$2.6 trillion industry ‘operating in darkness’

The financial services royal commission’s investigation into the superannuation industry wants to know: “What happens when we leave these trustees alone in the dark with our money?”

It is difficult, if not impossible, for Australians to detect if a trustee’s conduct has affected the amount they have left for retirement, the inquiry heard today.

Senior Counsel Assisting Michael Hodge says consumers have been let down by their superannuation trustees. Picture: AAP

Senior Counsel Assisting Michael Hodge says consumers have been let down by their superannuation trustees. Picture: AAPSource:AAP

Senior counsel assisting the commission Michael Hodge QC said there was no dedicated conduct regulator for superannuation trustees in Australia.

He said the Australian Prudential Regulation Authority was a prudential regulator and the Australian Securities and Investments Commission considered its jurisdiction in relation to superannuation trustees is limited.

“So if consumers are unable to do anything more than peer dimly through the darkness of their superannuation trustees, and there is no dedicated and active conduct regulator shining a spotlight on the trustees and searching out bad behaviour, that leaves us with the third possible safeguard of Australians’ retirement savings — reliance on compliance by the trustees themselves with their duties and legal obligations,” he said.

Mr Hodge said trustees had a duty to act in the best interests of members.

“But, of course, trustees are surrounded by temptation,” he said.

Former High Court judge Kenneth Hayne is leading the Royal Commission into banking. Picture: AAP

Former High Court judge Kenneth Hayne is leading the Royal Commission into banking. Picture: AAPSource:AAP

Examples of the temptation included to choose profit over the interests of members and to preference the interests of their sponsoring organisations.

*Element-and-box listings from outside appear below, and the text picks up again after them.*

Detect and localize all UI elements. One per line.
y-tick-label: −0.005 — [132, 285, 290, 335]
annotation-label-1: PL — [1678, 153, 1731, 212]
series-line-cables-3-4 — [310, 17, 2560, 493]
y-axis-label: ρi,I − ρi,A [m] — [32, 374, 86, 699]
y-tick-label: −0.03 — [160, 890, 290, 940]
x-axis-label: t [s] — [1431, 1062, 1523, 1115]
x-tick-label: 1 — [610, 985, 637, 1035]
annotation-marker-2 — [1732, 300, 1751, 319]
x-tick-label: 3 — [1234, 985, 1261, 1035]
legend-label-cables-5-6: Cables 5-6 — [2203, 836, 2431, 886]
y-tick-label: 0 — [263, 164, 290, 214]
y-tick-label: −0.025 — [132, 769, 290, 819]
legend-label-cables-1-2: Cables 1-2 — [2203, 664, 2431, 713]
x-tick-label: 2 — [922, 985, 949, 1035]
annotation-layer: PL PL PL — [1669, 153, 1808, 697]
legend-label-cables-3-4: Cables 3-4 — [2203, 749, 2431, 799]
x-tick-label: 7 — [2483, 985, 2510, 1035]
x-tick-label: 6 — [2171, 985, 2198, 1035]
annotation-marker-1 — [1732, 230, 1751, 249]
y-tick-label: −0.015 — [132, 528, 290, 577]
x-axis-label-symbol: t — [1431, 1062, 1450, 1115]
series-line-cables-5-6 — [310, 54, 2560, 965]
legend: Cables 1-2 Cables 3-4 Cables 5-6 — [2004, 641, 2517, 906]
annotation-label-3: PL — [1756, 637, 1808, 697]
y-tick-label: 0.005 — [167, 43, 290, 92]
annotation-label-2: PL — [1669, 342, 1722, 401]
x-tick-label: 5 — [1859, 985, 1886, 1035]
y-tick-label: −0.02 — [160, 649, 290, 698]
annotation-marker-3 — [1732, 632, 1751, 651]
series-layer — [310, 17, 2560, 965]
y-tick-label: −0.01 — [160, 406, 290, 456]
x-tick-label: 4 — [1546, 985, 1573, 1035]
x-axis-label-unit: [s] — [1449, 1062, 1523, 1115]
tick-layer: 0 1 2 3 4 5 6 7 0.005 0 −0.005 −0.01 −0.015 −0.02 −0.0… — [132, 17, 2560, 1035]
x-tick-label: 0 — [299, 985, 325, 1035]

Mr Hodge said questions for the commission included whether trustees could be trusted to do the right thing and, if they couldn’t, what must be done to protect Australians’ retirement savings.

The commission will devote more time to the conduct of retail funds than industry ones during the two-week public hearing, after examining documents produced by superannuation trustees.

Mr Hodge said certain industry funds had to produce credit card statements and documents from sponsoring unions or employer organisations.

“On the whole, it is our view that the commission’s review of documents identified fewer examples of types of conduct of the industry fund trustees that raise questions warranting oral consideration as to whether the conduct is misconduct or conduct falling below community standards or inappropriate use of retirement savings when compared with that of the retail funds that will appear in this round of hearings,” he said.

“In a number of cases, though certainly not all, the conduct of the industry funds which we have identified as warranting consideration during the oral hearings is very nuanced.” Representatives of industry fund CBUS will now not be questioned during the hearing, with statements be tendered instead.